Passenger train service
The 1895 Bradshaw shows six passenger trains each way on weekdays. The first train is the 08:20 from Bridport Bradpole Road to Maiden Newton; all subsequent trains ran throughout from Maiden Newton to West Bay, with a final short working from West Bay to Bridport only. On Saturdays this was extended to Maiden Newton, and returned as a non-stop Maiden Newton to Bridport train at 22:26 connecting out of a late train. The passenger service was capable of being operated by one train set. Most trains made a connection to or from the Yeovil direction at Maiden Newton. There were two return trips on Sundays.By 1922 Bradshaw shows a more complicated pattern, with nine trains from Maiden Newton. The 13:50 from Maiden Newton had a connection from Paddington at 10:30, by a slip carriage on the Cornish Riviera Express, slipped at Westbury and then running to Weymouth, and making the connection at Maiden Newton. In the up direction, there were five trains from West Bay to Maiden Newton, and three from Bridport.

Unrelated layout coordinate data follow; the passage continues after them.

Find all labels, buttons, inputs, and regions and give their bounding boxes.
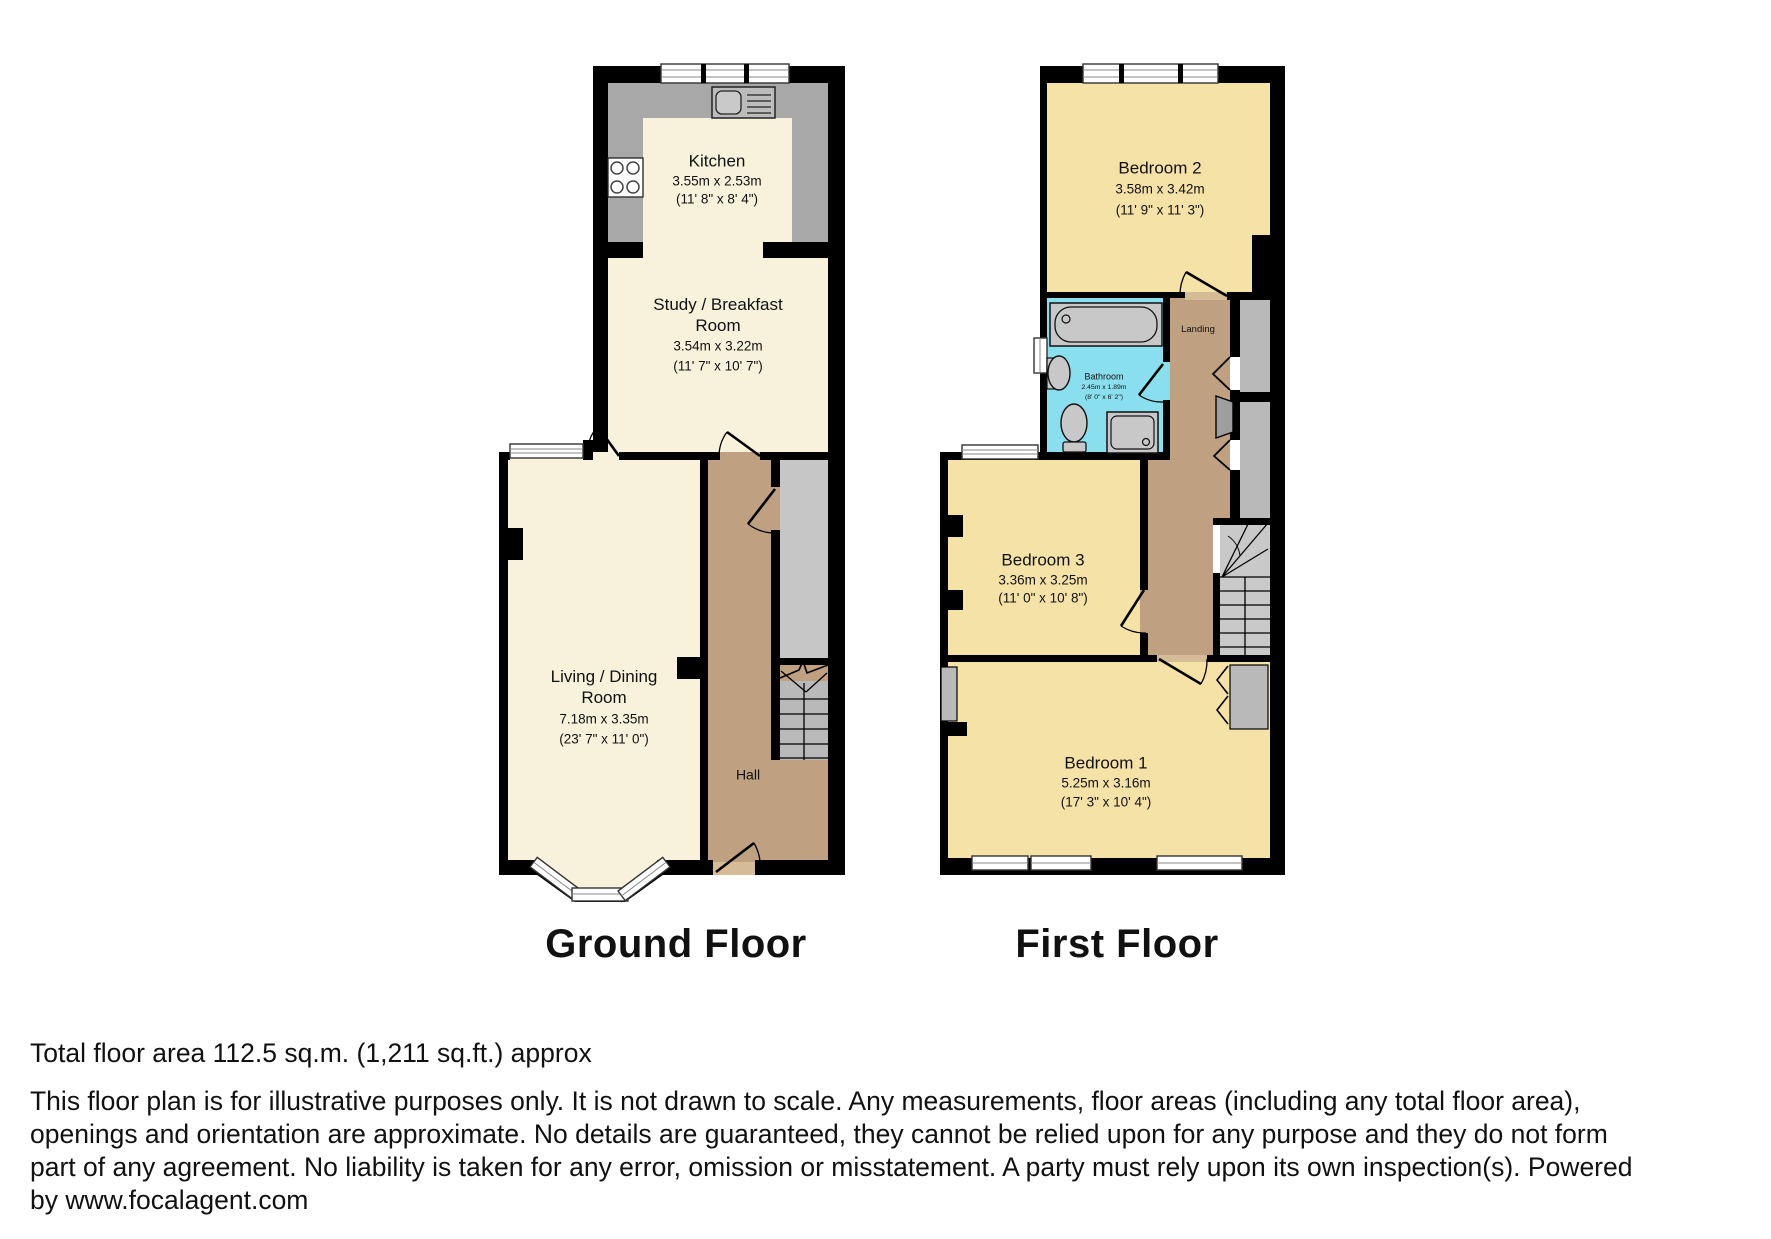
cupboard: [941, 667, 957, 721]
cupboard: [1230, 665, 1268, 729]
living-label: Living / Dining Room: [534, 666, 674, 708]
bath-icon: [1050, 303, 1162, 346]
window: [972, 856, 1028, 870]
window: [1031, 856, 1091, 870]
disclaimer-line: openings and orientation are approximate…: [30, 1119, 1608, 1150]
disclaimer-line: part of any agreement. No liability is t…: [30, 1152, 1633, 1183]
hob-icon: [608, 158, 643, 197]
disclaimer-line: This floor plan is for illustrative purp…: [30, 1086, 1580, 1117]
shower-icon: [1107, 412, 1158, 453]
study-metric: 3.54m x 3.22m: [673, 339, 762, 356]
window: [510, 444, 583, 458]
kitchen-imperial: (11' 8" x 8' 4"): [676, 192, 758, 209]
bathroom-metric: 2.45m x 1.89m: [1082, 384, 1127, 392]
bedroom1-label: Bedroom 1: [1064, 752, 1147, 773]
cupboard: [1240, 400, 1270, 518]
ground-floor-title: Ground Floor: [545, 919, 807, 969]
total-floor-area: Total floor area 112.5 sq.m. (1,211 sq.f…: [30, 1038, 592, 1069]
window: [1034, 338, 1047, 373]
bedroom2-label: Bedroom 2: [1118, 157, 1201, 178]
bedroom3-label: Bedroom 3: [1001, 549, 1084, 570]
kitchen-label: Kitchen: [689, 150, 746, 171]
disclaimer-line: by www.focalagent.com: [30, 1185, 308, 1216]
bedroom2-imperial: (11' 9" x 11' 3"): [1116, 203, 1205, 220]
bedroom1-metric: 5.25m x 3.16m: [1061, 776, 1150, 793]
sink-icon: [712, 87, 775, 118]
hall-label: Hall: [736, 766, 760, 784]
kitchen-metric: 3.55m x 2.53m: [672, 174, 761, 191]
landing-label: Landing: [1181, 324, 1215, 336]
living-metric: 7.18m x 3.35m: [559, 712, 648, 729]
window: [1083, 64, 1218, 83]
living-imperial: (23' 7" x 11' 0"): [559, 732, 649, 749]
window: [661, 64, 789, 83]
study-label: Study / Breakfast Room: [633, 294, 803, 336]
window: [1157, 856, 1242, 870]
bathroom-imperial: (8' 0" x 6' 2"): [1085, 394, 1123, 402]
floorplan-page: Kitchen 3.55m x 2.53m (11' 8" x 8' 4") S…: [0, 0, 1771, 1239]
bedroom3-metric: 3.36m x 3.25m: [998, 573, 1087, 590]
bedroom3-imperial: (11' 0" x 10' 8"): [998, 591, 1088, 608]
window: [962, 445, 1038, 459]
bedroom2-metric: 3.58m x 3.42m: [1115, 182, 1204, 199]
stair-passage-floor: [780, 460, 828, 658]
cupboard: [1240, 298, 1270, 392]
toilet-icon: [1061, 404, 1087, 452]
first-floor-title: First Floor: [1015, 919, 1218, 969]
study-imperial: (11' 7" x 10' 7"): [673, 359, 763, 376]
bathroom-label: Bathroom: [1084, 371, 1123, 382]
bedroom1-imperial: (17' 3" x 10' 4"): [1061, 795, 1152, 812]
basin-icon: [1047, 356, 1070, 390]
cupboard: [1216, 396, 1233, 438]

In addition there was one short working from West Bay to Bridport at 16:52. At least two train sets would have been required to operate this service, and it is likely that some of the unbalanced trains were mixed passenger and goods.
In its final years of operation, services were usually provided by a British Rail Class 121 diesel railcar.
Closure
The line was marked for closure in the Beeching Report but the narrow roads of the area and a subsidy from Dorset County Council kept it running. In 1971 the British Railways Board applied to close the line. Annual losses were stated to be £54,000. Following a public enquiry, the Secretary of State for the Environment gave permission to withdraw the service and the line was duly closed on 5 May 1975. This was one of the last closures directly linked to the Beeching report. With a surge in demand by local people and rail enthusiasts seeking a final trip, a three carriage Class 117 diesel multiple unit train was used instead of the usual single carriage Class 121 during the final days of operation. The Class 117 and Class 121 were used together to make a four carriage train on the final day of operation.A replacement bus service was operated at first by Pearce's of Cattistock, but the operator changed with local authority contract. The track was lifted during the autumn of 1975 and little trace of it remains in some places.